I’m an author of speculative fiction: science-fiction, fantasy, and horror primarily. I write novels, short stories, and comic books. The first novel of my Carolina Daemonic series, Book I: Confederate Shadows, was released in 2015, followed by Book II: Rebel Hell last year and Book 0: The Daemonic Civil War this year. I co-created and co-wrote the comic series Empress with Chuck Amadori in 2014, drawn by Sullivan Suad and Zilson Costa, which I would love to resurrect after we can garner more interest and possibly get a comic publisher behind. So far, my most-read books have been The 3 H’s Trilogy, which starts with The Head.
What draws you to the genres that you write in?
I’ve always loved speculative fiction since I was a kid. I grew up in a household where Stephen King, John Saul, and Dean Koontz were on the shelves. By the time I got into Clive Barker as a teenager, I knew the main type of fiction I wanted to write- dark fiction with a mix of the bizarre. When it comes to science-fiction, I’ve always leaned towards cyberpunk since I watched Katsuhiro Otomo’s Akira, which is one of my favorite stories.
I’m almost scared to ask but, where do your ideas come from?
Dreams, my life, and out of nowhere.

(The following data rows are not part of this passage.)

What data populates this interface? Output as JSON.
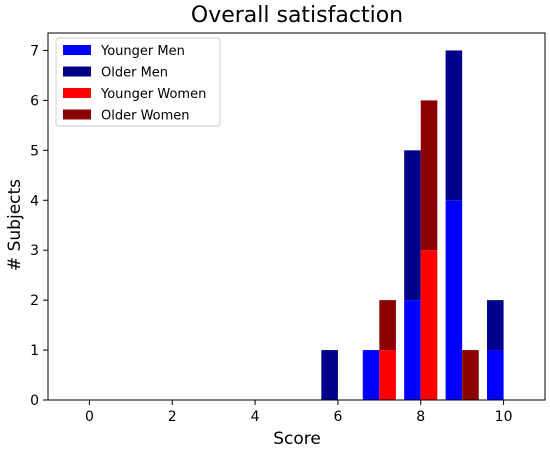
{
  "chart_data": {
    "type": "bar",
    "stacked": true,
    "title": "Overall satisfaction",
    "xlabel": "Score",
    "ylabel": "# Subjects",
    "xlim": [
      -1,
      11
    ],
    "ylim": [
      0,
      7.35
    ],
    "xticks": [
      0,
      2,
      4,
      6,
      8,
      10
    ],
    "yticks": [
      0,
      1,
      2,
      3,
      4,
      5,
      6,
      7
    ],
    "grid": false,
    "legend_position": "top-left",
    "groups": [
      {
        "name": "Men",
        "offset": -0.2,
        "stack": [
          {
            "name": "Younger Men",
            "color": "#0000ff",
            "values": {
              "7": 1,
              "8": 2,
              "9": 4,
              "10": 1
            }
          },
          {
            "name": "Older Men",
            "color": "#00008b",
            "values": {
              "6": 1,
              "8": 3,
              "9": 3,
              "10": 1
            }
          }
        ]
      },
      {
        "name": "Women",
        "offset": 0.2,
        "stack": [
          {
            "name": "Younger Women",
            "color": "#ff0000",
            "values": {
              "7": 1,
              "8": 3
            }
          },
          {
            "name": "Older Women",
            "color": "#8b0000",
            "values": {
              "7": 1,
              "8": 3,
              "9": 1
            }
          }
        ]
      }
    ],
    "legend": [
      "Younger Men",
      "Older Men",
      "Younger Women",
      "Older Women"
    ]
  }
}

I believe in writing what you know and what you’re passionate about, but my best ideas will just come when I least expect them.
How did you deal with Rejection Letters if you received any?

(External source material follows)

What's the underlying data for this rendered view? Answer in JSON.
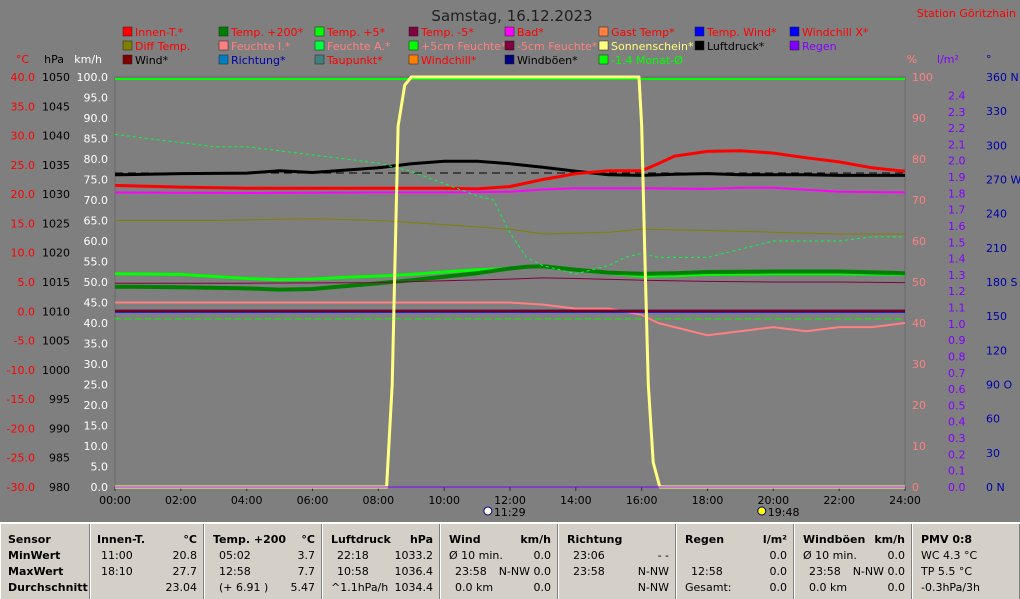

I submit to other places or publish the works myself. Rejection letters can be helpful when the editors tell you the things you could work on to improve the story, even if they liked them. I’ve had editors who rejected my stories but asked me to change a few things, then accepted them. I’ve had other stories that had been rejected by other houses by accepted by others. So I’d tell any writer not to get bummed about rejections- it doesn’t mean that your work isn’t good or that you’re an inept writer; most of the time, a work doesn’t fit an anthology or publisher and there are always other places where you can submit.

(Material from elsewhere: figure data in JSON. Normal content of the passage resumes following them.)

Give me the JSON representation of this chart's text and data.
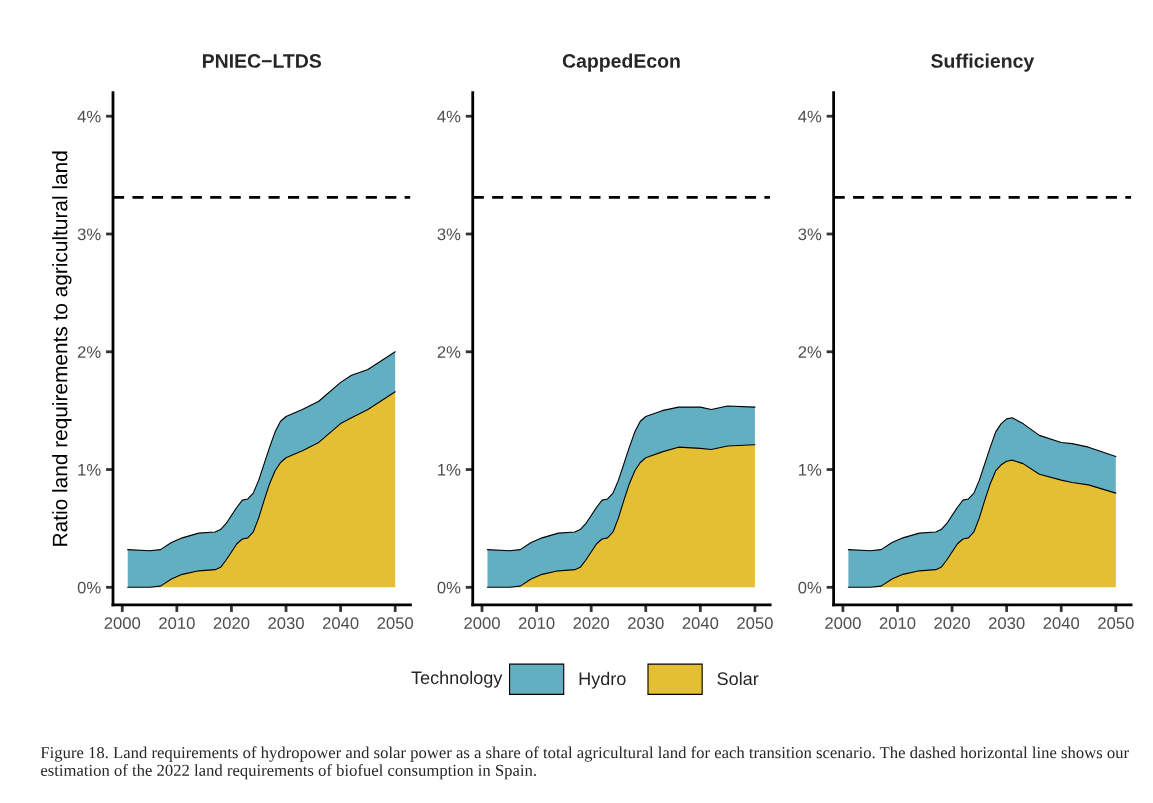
{
  "chart_data": [
    {
      "type": "area",
      "stacked": true,
      "title": "PNIEC−LTDS",
      "ylabel": "Ratio land requirements to agricultural land",
      "legend": "bottom",
      "legend_title": "Technology",
      "grid": false,
      "tick_labels": true,
      "x": [
        2001,
        2005,
        2007,
        2009,
        2011,
        2014,
        2017,
        2018,
        2019,
        2021,
        2022,
        2023,
        2024,
        2025,
        2026,
        2027,
        2028,
        2029,
        2030,
        2033,
        2036,
        2040,
        2042,
        2045,
        2050
      ],
      "series": [
        {
          "name": "Solar",
          "color": "#e5bf33",
          "values": [
            0,
            0,
            0.01,
            0.07,
            0.11,
            0.14,
            0.15,
            0.17,
            0.23,
            0.37,
            0.41,
            0.42,
            0.47,
            0.59,
            0.74,
            0.88,
            0.99,
            1.06,
            1.1,
            1.16,
            1.23,
            1.39,
            1.44,
            1.51,
            1.66
          ]
        },
        {
          "name": "Hydro",
          "color": "#62afc1",
          "values": [
            0.32,
            0.31,
            0.31,
            0.31,
            0.31,
            0.32,
            0.32,
            0.32,
            0.31,
            0.31,
            0.33,
            0.33,
            0.33,
            0.32,
            0.31,
            0.31,
            0.33,
            0.35,
            0.35,
            0.35,
            0.35,
            0.35,
            0.36,
            0.34,
            0.34
          ]
        }
      ],
      "xlim": [
        1998.3,
        2052.8
      ],
      "xticks": [
        2000,
        2010,
        2020,
        2030,
        2040,
        2050
      ],
      "ylim": [
        -0.15,
        4.2
      ],
      "yticks": [
        {
          "value": 0,
          "label": "0%"
        },
        {
          "value": 1,
          "label": "1%"
        },
        {
          "value": 2,
          "label": "2%"
        },
        {
          "value": 3,
          "label": "3%"
        },
        {
          "value": 4,
          "label": "4%"
        }
      ],
      "ref_lines": [
        {
          "axis": "y",
          "value": 3.31,
          "line_style": "dashed",
          "color": "#000000"
        }
      ],
      "annotations": [
        "Figure 18. Land requirements of hydropower and solar power as a share of total agricultural land for each transition scenario. The dashed horizontal line shows our estimation of the 2022 land requirements of biofuel consumption in Spain."
      ]
    },
    {
      "type": "area",
      "stacked": true,
      "title": "CappedEcon",
      "grid": false,
      "x": [
        2001,
        2005,
        2007,
        2009,
        2011,
        2014,
        2017,
        2018,
        2019,
        2021,
        2022,
        2023,
        2024,
        2025,
        2026,
        2027,
        2028,
        2029,
        2030,
        2033,
        2036,
        2040,
        2042,
        2045,
        2050
      ],
      "series": [
        {
          "color": "#e5bf33",
          "values": [
            0,
            0,
            0.01,
            0.07,
            0.11,
            0.14,
            0.15,
            0.17,
            0.23,
            0.37,
            0.41,
            0.42,
            0.47,
            0.59,
            0.74,
            0.88,
            0.99,
            1.06,
            1.1,
            1.15,
            1.19,
            1.18,
            1.17,
            1.2,
            1.21
          ]
        },
        {
          "color": "#62afc1",
          "values": [
            0.32,
            0.31,
            0.31,
            0.31,
            0.31,
            0.32,
            0.32,
            0.32,
            0.31,
            0.31,
            0.33,
            0.33,
            0.33,
            0.32,
            0.31,
            0.31,
            0.33,
            0.35,
            0.35,
            0.35,
            0.34,
            0.35,
            0.34,
            0.34,
            0.32
          ]
        }
      ],
      "xlim": [
        1998.3,
        2052.8
      ],
      "xticks": [
        2000,
        2010,
        2020,
        2030,
        2040,
        2050
      ],
      "ylim": [
        -0.15,
        4.2
      ],
      "yticks": [
        {
          "value": 0,
          "label": "0%"
        },
        {
          "value": 1,
          "label": "1%"
        },
        {
          "value": 2,
          "label": "2%"
        },
        {
          "value": 3,
          "label": "3%"
        },
        {
          "value": 4,
          "label": "4%"
        }
      ],
      "ref_lines": [
        {
          "axis": "y",
          "value": 3.31,
          "line_style": "dashed",
          "color": "#000000"
        }
      ]
    },
    {
      "type": "area",
      "stacked": true,
      "title": "Sufficiency",
      "grid": false,
      "x": [
        2001,
        2005,
        2007,
        2009,
        2011,
        2014,
        2017,
        2018,
        2019,
        2021,
        2022,
        2023,
        2024,
        2025,
        2026,
        2027,
        2028,
        2029,
        2030,
        2031,
        2033,
        2036,
        2040,
        2042,
        2045,
        2050
      ],
      "series": [
        {
          "color": "#e5bf33",
          "values": [
            0,
            0,
            0.01,
            0.07,
            0.11,
            0.14,
            0.15,
            0.17,
            0.23,
            0.37,
            0.41,
            0.42,
            0.47,
            0.59,
            0.74,
            0.88,
            0.99,
            1.04,
            1.07,
            1.08,
            1.05,
            0.96,
            0.91,
            0.89,
            0.87,
            0.8
          ]
        },
        {
          "color": "#62afc1",
          "values": [
            0.32,
            0.31,
            0.31,
            0.31,
            0.31,
            0.32,
            0.32,
            0.32,
            0.31,
            0.31,
            0.33,
            0.33,
            0.33,
            0.32,
            0.31,
            0.31,
            0.33,
            0.35,
            0.36,
            0.36,
            0.34,
            0.33,
            0.32,
            0.33,
            0.32,
            0.31
          ]
        }
      ],
      "xlim": [
        1998.3,
        2052.8
      ],
      "xticks": [
        2000,
        2010,
        2020,
        2030,
        2040,
        2050
      ],
      "ylim": [
        -0.15,
        4.2
      ],
      "yticks": [
        {
          "value": 0,
          "label": "0%"
        },
        {
          "value": 1,
          "label": "1%"
        },
        {
          "value": 2,
          "label": "2%"
        },
        {
          "value": 3,
          "label": "3%"
        },
        {
          "value": 4,
          "label": "4%"
        }
      ],
      "ref_lines": [
        {
          "axis": "y",
          "value": 3.31,
          "line_style": "dashed",
          "color": "#000000"
        }
      ]
    }
  ]
}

What are your current projects?
I’m writing the last Carolina Daemonic novel, Book III: Union. Be on the lookout for it! I’m also planning on writing some more short stories, including a sequel to my short story Hover.
How do you think you’ve evolved creatively?
I’ve become more aware of what I like to write, how I like to write it, and which audiences work best for me.
Where can readers find you on the World Wide Web?
Do you have an excerpt you’d like to share with us?
Sure! Here’s an excerpt from my Carolina Daemonic series:
Many final scenes and memories flashed in Zev’s spiritual sight, as he slowly rose from his induced coma; his hands ripping at the cocoon of chaotically pulsing skin and tissue wrapped around him. He could remember the feel of the amulets on his neck and in his hands, the summoning of great golems sweeping the Southern landscape, disguised as Union soldiers with Hebrew letters on their foreheads, giving each earth-made man their own name and number.
Figures formed from American dirt and clay rose from the earth, wearing blue uniforms and carrying guns of their own, while the South played the hand with its own collected brand of zombie soldiers. The dead and the supernaturally conceived blended in well with the horrors of war, fighting alongside their human comrades; farms burnt to ash, slaughtered civilians rested in mud pits, and along dirt roads.
I had been commissioned, the rabbi’s son remembered, commissioned, and given asylum.
Back in the President’s office, in hidden rooms behind brothels, in the homes and tents of generals… everything was coming back in flashes, in stretched moments of time. Zev had sat in backrooms with war strategists, watched them draw up maps of Gettysburg, Appomattox, Yorktown, and New Orleans. A usually drunk Ulysses S. Grant had offered the magician a swig of liquor and scowled when it was politely refused. Zev had drawn up his own images to show the generals that had hired his services, explaining the intricacies of the Etz HaChaim, the powers of the Melakhim… most of the time, the men offered blank stares to the rabbi’s son, but none of them thought he was crazy. They knew of his great reputation, and they had already seen his powers on the open field, along with the other occultists they had a pleasure to work with.”